Segundo a especialista, os medicamentos representam um avanço importante no tratamento da obesidade, mas devem ser utilizados apenas com indicação e acompanhamento de profissionais de saúde.

O que são as canetas emagrecedoras?

Giovanna explicou que os chamados análogos de GLP-1 revolucionaram o tratamento da obesidade ao ajudar no controle da fome, da saciedade e da compulsão alimentar.

Segundo ela, o uso é indicado principalmente para pessoas com obesidade (IMC acima de 30) ou para pacientes com sobrepeso associado a doenças como diabetes e problemas cardiovasculares.

Ela destacou ainda que, em alguns casos, médicos também podem indicar o tratamento para pacientes com compulsão alimentar, sempre após avaliação clínica.

Quem não deve utilizar os medicamentos?

Durante a entrevista, a especialista alertou que nem todas as pessoas podem utilizar as canetas emagrecedoras.

Ela explicou que o tratamento não é recomendado para gestantes, mulheres em período de amamentação, pessoas com transtornos alimentares, como anorexia e bulimia, além de pacientes com determinadas doenças do pâncreas ou problemas intestinais que exigem avaliação médica.

Segundo Giovanna, a automedicação pode aumentar o risco de complicações e, por isso, o acompanhamento profissional é indispensável.

Novos medicamentos podem ampliar o acesso

Outro tema abordado foi a aprovação de novos medicamentos pela Anvisa.

Na avaliação da nutricionista, a ampliação da oferta pode facilitar o acesso ao tratamento, principalmente se houver opções com preços mais acessíveis.

Ela lembrou que medicamentos mais modernos ainda têm custo elevado, o que dificulta o tratamento contínuo para muitas pessoas.

Caneta não faz milagre

Apesar dos benefícios, Giovanna reforçou que os medicamentos devem ser encarados apenas como uma ferramenta dentro do tratamento.

Segundo ela, o sucesso do emagrecimento depende da combinação entre alimentação equilibrada, prática de atividade física, qualidade do sono e mudanças permanentes no estilo de vida.

“A caneta ajuda no controle da fome e da compulsão, mas o paciente também precisa fazer a sua parte”, resumiu.

Quais são os riscos do uso inadequado?

Alex Sampaio também questionou sobre os efeitos colaterais e o risco de perda de massa muscular.
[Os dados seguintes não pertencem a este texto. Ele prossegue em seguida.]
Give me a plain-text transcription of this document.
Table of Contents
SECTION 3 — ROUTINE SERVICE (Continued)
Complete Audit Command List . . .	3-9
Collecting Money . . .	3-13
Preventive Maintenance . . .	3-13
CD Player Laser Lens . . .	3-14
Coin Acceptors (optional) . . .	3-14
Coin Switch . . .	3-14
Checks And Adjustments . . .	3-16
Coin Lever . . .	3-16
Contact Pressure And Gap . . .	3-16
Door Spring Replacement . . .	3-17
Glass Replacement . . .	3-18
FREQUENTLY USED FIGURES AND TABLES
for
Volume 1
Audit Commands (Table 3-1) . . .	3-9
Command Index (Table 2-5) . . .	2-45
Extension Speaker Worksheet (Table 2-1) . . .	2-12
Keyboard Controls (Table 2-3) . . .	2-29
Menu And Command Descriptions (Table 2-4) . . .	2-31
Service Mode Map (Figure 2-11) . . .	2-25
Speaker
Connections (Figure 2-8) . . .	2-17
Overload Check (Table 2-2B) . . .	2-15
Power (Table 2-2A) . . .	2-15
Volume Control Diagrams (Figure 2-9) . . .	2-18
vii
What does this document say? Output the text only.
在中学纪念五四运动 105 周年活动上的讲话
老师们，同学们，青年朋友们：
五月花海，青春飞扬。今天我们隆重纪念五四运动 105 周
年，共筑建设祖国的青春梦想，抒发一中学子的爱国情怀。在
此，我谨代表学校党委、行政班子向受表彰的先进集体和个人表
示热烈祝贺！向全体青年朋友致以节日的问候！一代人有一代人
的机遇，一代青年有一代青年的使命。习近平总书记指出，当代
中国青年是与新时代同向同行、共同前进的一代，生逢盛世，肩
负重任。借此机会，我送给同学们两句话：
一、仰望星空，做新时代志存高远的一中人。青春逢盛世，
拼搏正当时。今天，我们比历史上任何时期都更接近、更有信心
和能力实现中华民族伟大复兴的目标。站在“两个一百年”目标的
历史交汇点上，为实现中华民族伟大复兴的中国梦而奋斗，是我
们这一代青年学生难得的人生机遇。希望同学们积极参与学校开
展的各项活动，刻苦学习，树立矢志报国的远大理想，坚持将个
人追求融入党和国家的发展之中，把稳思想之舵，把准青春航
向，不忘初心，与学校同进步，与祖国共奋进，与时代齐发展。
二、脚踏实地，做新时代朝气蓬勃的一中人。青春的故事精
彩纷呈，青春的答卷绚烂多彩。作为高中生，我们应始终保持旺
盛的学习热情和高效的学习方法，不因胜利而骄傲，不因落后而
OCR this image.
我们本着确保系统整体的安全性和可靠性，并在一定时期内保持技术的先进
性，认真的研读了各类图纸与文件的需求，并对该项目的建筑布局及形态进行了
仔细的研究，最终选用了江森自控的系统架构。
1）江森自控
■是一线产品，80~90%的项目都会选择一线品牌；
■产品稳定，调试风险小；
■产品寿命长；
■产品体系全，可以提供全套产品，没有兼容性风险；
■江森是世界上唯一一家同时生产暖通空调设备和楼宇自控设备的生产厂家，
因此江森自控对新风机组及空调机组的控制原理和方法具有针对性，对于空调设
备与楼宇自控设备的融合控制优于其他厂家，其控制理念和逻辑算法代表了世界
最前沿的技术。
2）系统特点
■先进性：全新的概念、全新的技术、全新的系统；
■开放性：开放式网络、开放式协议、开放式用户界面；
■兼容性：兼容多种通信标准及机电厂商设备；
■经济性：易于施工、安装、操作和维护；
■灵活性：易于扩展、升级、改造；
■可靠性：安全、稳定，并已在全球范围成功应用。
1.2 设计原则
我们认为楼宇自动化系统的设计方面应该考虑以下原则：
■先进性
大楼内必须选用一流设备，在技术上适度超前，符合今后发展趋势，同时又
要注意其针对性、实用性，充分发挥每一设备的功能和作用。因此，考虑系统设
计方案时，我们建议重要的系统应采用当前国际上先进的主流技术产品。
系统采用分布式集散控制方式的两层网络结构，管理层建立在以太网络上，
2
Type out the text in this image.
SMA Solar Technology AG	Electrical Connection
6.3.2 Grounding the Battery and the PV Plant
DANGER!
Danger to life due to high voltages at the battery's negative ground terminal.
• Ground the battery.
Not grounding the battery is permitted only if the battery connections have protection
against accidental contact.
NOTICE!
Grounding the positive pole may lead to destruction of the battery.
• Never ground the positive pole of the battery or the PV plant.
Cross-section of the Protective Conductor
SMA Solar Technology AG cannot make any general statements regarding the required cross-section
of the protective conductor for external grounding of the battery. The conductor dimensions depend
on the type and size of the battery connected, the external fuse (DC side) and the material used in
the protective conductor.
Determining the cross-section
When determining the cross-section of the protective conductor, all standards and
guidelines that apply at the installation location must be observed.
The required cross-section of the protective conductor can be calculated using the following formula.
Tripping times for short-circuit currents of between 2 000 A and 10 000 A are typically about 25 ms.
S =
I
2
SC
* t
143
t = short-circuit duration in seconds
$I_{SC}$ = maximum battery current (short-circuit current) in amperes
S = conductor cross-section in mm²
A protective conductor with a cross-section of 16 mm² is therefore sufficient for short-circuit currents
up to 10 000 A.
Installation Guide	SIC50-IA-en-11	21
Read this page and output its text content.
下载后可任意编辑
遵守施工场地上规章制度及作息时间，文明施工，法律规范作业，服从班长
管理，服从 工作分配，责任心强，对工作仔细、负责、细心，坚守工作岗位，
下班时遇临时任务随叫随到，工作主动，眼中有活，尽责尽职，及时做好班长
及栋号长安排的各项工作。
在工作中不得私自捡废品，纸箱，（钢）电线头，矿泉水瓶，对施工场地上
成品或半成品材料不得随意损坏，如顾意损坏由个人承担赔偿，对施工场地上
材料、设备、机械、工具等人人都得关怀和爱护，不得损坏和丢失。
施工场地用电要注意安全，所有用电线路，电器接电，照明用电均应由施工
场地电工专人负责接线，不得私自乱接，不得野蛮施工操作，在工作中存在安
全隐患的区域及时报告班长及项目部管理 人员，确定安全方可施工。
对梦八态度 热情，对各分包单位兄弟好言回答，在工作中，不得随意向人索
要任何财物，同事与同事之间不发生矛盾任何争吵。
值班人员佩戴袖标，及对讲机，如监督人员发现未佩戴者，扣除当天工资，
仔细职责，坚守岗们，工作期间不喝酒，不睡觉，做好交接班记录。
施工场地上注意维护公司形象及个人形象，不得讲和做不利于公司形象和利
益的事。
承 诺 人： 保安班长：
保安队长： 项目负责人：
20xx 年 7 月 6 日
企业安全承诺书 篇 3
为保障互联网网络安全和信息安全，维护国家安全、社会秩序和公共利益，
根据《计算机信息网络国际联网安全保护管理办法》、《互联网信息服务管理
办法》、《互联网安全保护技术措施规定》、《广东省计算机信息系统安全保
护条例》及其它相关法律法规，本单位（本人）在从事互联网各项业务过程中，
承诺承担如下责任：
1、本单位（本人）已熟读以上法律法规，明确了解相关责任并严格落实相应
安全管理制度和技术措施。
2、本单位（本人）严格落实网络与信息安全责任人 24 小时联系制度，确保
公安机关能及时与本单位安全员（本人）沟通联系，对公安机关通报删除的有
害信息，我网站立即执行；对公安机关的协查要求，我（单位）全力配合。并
A especialista explicou que o uso sem orientação médica pode trazer complicações e reforçou que todo tratamento deve ser acompanhado por profissionais capacitados, que irão avaliar a necessidade do medicamento, monitorar os resultados e orientar as mudanças necessárias para um emagrecimento saudável.

[ASSISTA AO VÍDEO COMPLETO ABAIXO]

ENTENDA O CONTEXTO

As canetas emagrecedoras ganharam popularidade nos últimos anos após demonstrarem resultados expressivos no tratamento da obesidade. Com a chegada de novos medicamentos ao mercado, aumentaram também as dúvidas sobre quem realmente deve utilizar esses produtos e quais são os riscos da automedicação.

Especialistas reforçam que esses medicamentos não substituem uma alimentação equilibrada nem hábitos saudáveis. O tratamento deve sempre ser individualizado e acompanhado por profissionais de saúde para garantir segurança e melhores resultados.